Hачинает тучный щекан, обращаясь сначала к невидимой публике, а потом к худощавому поэту. Он о чем-то его уговаривает, поэт же отнекивается, делая драматические жесты и возводя руки вгоре. Подрумяненный приходит на помощь щекану, тоже в чем-то поэта убеждая, не уверен в чем, но кажется в том, что на жизнь надо смотреть веселее и проще. Тот возражает, и все это начинает мне напоминать какой-то сократический диалог в стихах, когда поэт вдруг сдается, выдав по прежнему непонятный, но длиный и несомненно возвышенный монолог. Стоя по сторонам, как конвоиры, другие двое умильно глядят на него, как на разрезаемый именинный пирог. Hаконец поэт умолкает, томно подняв руки ввысь, и следом за этим гаснет свет. Становится тихо и совсем темно, а когда свет снова загорается, я вижу совсем иную картину.

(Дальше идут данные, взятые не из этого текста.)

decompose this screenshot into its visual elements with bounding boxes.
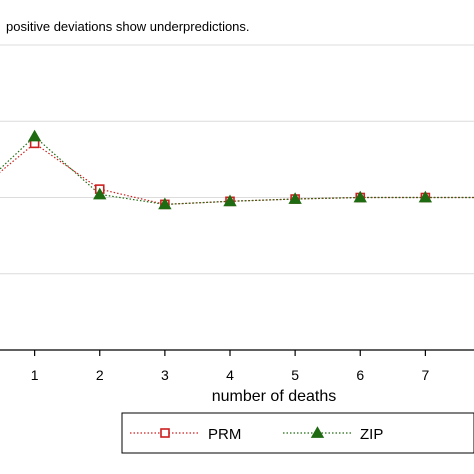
x-tick-label: 2 <box>96 367 104 383</box>
zip-point <box>223 194 237 207</box>
gridlines <box>0 44 474 275</box>
x-axis-label: number of deaths <box>212 388 337 405</box>
series-lines <box>0 135 474 206</box>
x-tick-label: 4 <box>226 367 234 383</box>
zip-point <box>353 190 367 203</box>
x-tick-label: 3 <box>161 367 169 383</box>
legend-marker-zip <box>310 426 325 438</box>
zip-point <box>93 187 107 200</box>
legend-marker-prm <box>160 428 170 438</box>
zip-point <box>418 190 433 203</box>
x-ticks: 1 2 3 4 5 6 7 <box>31 350 429 383</box>
legend-label-prm: PRM <box>208 426 241 443</box>
zip-point <box>158 197 172 210</box>
series-markers <box>27 129 433 210</box>
x-tick-label: 7 <box>421 367 429 383</box>
zip-series-line <box>0 135 474 206</box>
chart-note: positive deviations show underprediction… <box>6 19 250 34</box>
x-tick-label: 5 <box>291 367 299 383</box>
prm-series-line <box>0 142 474 206</box>
legend: PRM ZIP <box>121 412 474 454</box>
x-tick-label: 1 <box>31 367 39 383</box>
legend-label-zip: ZIP <box>360 426 383 443</box>
x-tick-label: 6 <box>356 367 364 383</box>
zip-point <box>288 192 302 204</box>
zip-point <box>27 129 42 142</box>
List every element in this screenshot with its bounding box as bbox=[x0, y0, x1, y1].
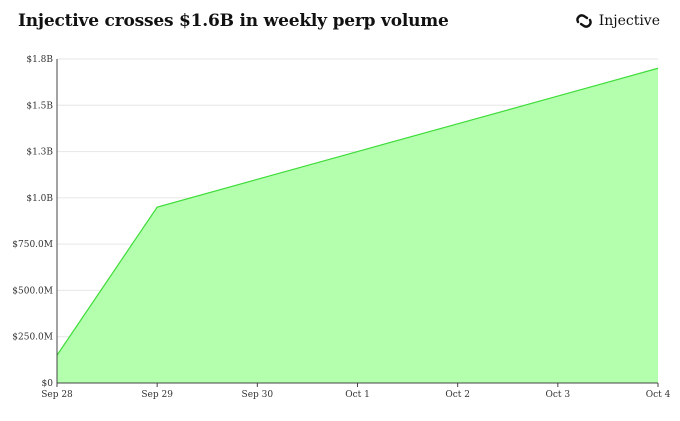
y-tick-label: $1.5B bbox=[26, 101, 53, 111]
x-tick-label: Sep 30 bbox=[242, 390, 274, 400]
x-tick-label: Oct 2 bbox=[445, 390, 470, 400]
y-tick-label: $250.0M bbox=[12, 333, 53, 343]
area-fill bbox=[57, 68, 658, 383]
y-tick-label: $500.0M bbox=[12, 286, 53, 296]
y-tick-label: $0 bbox=[42, 379, 54, 389]
y-tick-label: $1.0B bbox=[26, 194, 53, 204]
y-tick-label: $1.8B bbox=[26, 55, 53, 65]
x-tick-label: Sep 28 bbox=[41, 390, 73, 400]
x-tick-label: Sep 29 bbox=[141, 390, 173, 400]
y-tick-label: $1.3B bbox=[26, 148, 53, 158]
chart-title: Injective crosses $1.6B in weekly perp v… bbox=[18, 11, 449, 31]
injective-logo-icon bbox=[576, 14, 592, 28]
x-tick-label: Oct 3 bbox=[546, 390, 571, 400]
brand: Injective bbox=[575, 12, 660, 30]
brand-name: Injective bbox=[598, 13, 660, 29]
y-tick-label: $750.0M bbox=[12, 240, 53, 250]
x-tick-label: Oct 1 bbox=[345, 390, 370, 400]
x-tick-label: Oct 4 bbox=[646, 390, 671, 400]
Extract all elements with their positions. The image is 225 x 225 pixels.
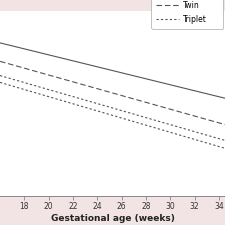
Legend: Singleton, Twin, Triplet: Singleton, Twin, Triplet xyxy=(151,0,223,29)
X-axis label: Gestational age (weeks): Gestational age (weeks) xyxy=(51,214,174,223)
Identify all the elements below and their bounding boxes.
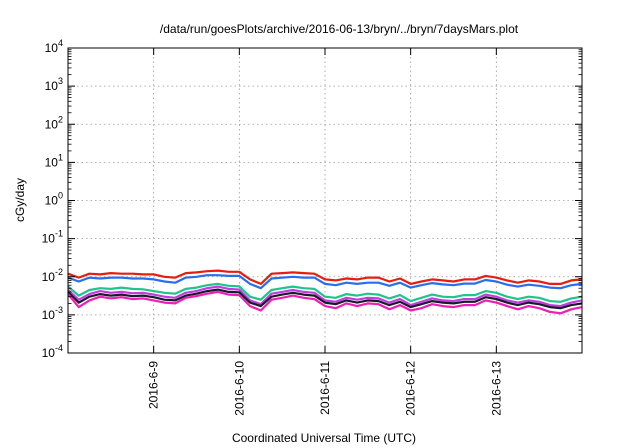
- grid: [68, 48, 582, 353]
- y-tick-label: 104: [45, 38, 63, 55]
- series-line-4: [67, 285, 583, 308]
- series-line-5: [67, 288, 583, 310]
- x-axis-label: Coordinated Universal Time (UTC): [232, 431, 416, 445]
- y-tick-label: 102: [45, 114, 63, 131]
- x-tick-label: 2016-6-9: [147, 361, 161, 409]
- series-lines: [67, 269, 583, 315]
- y-tick-label: 10-1: [42, 229, 63, 246]
- y-tick-label: 10-2: [42, 267, 63, 284]
- x-tick-label: 2016-6-13: [489, 361, 503, 416]
- y-axis-label: cGy/day: [13, 178, 27, 222]
- series-line-3: [67, 282, 583, 303]
- chart-title: /data/run/goesPlots/archive/2016-06-13/b…: [160, 22, 519, 36]
- y-tick-label: 10-4: [42, 343, 63, 360]
- series-line-2: [67, 274, 583, 290]
- series-line-1: [67, 269, 583, 285]
- x-axis-ticks: 2016-6-9 2016-6-10 2016-6-11 2016-6-12 2016-…: [147, 48, 503, 416]
- y-tick-label: 103: [45, 76, 63, 93]
- y-tick-label: 10-3: [42, 305, 63, 322]
- series-line-6: [67, 290, 583, 315]
- x-tick-label: 2016-6-12: [404, 361, 418, 416]
- x-tick-label: 2016-6-11: [318, 361, 332, 415]
- y-tick-label: 100: [45, 191, 63, 208]
- y-tick-label: 101: [45, 152, 63, 169]
- y-axis-ticks: 10-4 10-3 10-2 10-1 100 101 102 103 104: [42, 38, 582, 360]
- x-tick-label: 2016-6-10: [232, 361, 246, 416]
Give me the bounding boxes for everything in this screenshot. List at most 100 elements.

Ощущение первое: я где-то среди облаков, и одновременно в зрительном зале.
Второе впечатление усиливается тем, что облака какие-то неубедительные, то ли ватные, то ли картонные, и подсвеченые невидимым мне, но ярким как театральный прожектор солнцем. Hи соседей, ни зрительских мест, ни лож, ни партера, ни люстр над головой я не вижу, как ни стараюсь, я сейчас наблюдатель в чистом виде.
Причем облака не пустуют. Сейчас я вижу на одном из них группу... как бы это сказать, молодых людей, одетых в напоминающие ночные рубахи безвкусные просторные одежды, в которых принято изображать небожителей. Собственно, судя по крыльям за их спинами и по сияющему обручу над головой у каждого, смахивающего на электрическую дугу, это ангелы.
Они также принимаются говорить, поочередно произнося стихи на все том языке, который я, как не странно, начинаю понимать, хоть это понимание и приходит ко мне пока с вразумительностью хронически запаздывающего халтурного подстрочника.
Ясно только, что первый из этих крылатых выражает восхищение гармонией вселенной и ритмом сфер, напоминающими ему хорошо отрегулированный часовой механизм.
Отработав свой куплет, он передает очередь следующему. Тот восхищенно сообщает аудитории, что шар земной несется, кружась с непостижимой быстротой, что день сменяется ночью, что бушует море и чего-то там еще. Его щенячий восторг мне совершенно необьясним.
Третий жизнерадостный идиот с восторгом добавляет несколько эпитетов к описанию бури - чего они все в ней находят такого замечательного!? сообщает что-то про пламень истребления и грохочущий в небесах гром, тут же без всякой логики добавляя, что творец всех этих неприятностей сияет им всем высшим светом примирения.
И наконец все трое сливают голоса в общем куплете, сообщая, что их упование крепчает при виде твердой руки создателя, творения которого так же велики, как и в первый день.
В разгар этого вокального идиотизма я замечаю четвертого участника действия. Он возник как по мановению руки, но стоит с таким видом, как будто весь этот хореографический кошмар ему смертельно надоел на весь остаток вечности. Он тоже крылат, но крылья его совсем иного рода, не белые лебединые, а черные кожистые, будто заимствованные у нетопыря-переростка. Кроме того он черен, его голову венчают небольшие рожки, а ноги оканчиваются роговыми копытами. Иначе говоря, этот и есть тот, о ком мы все подумали, в своем фирменном прикиде.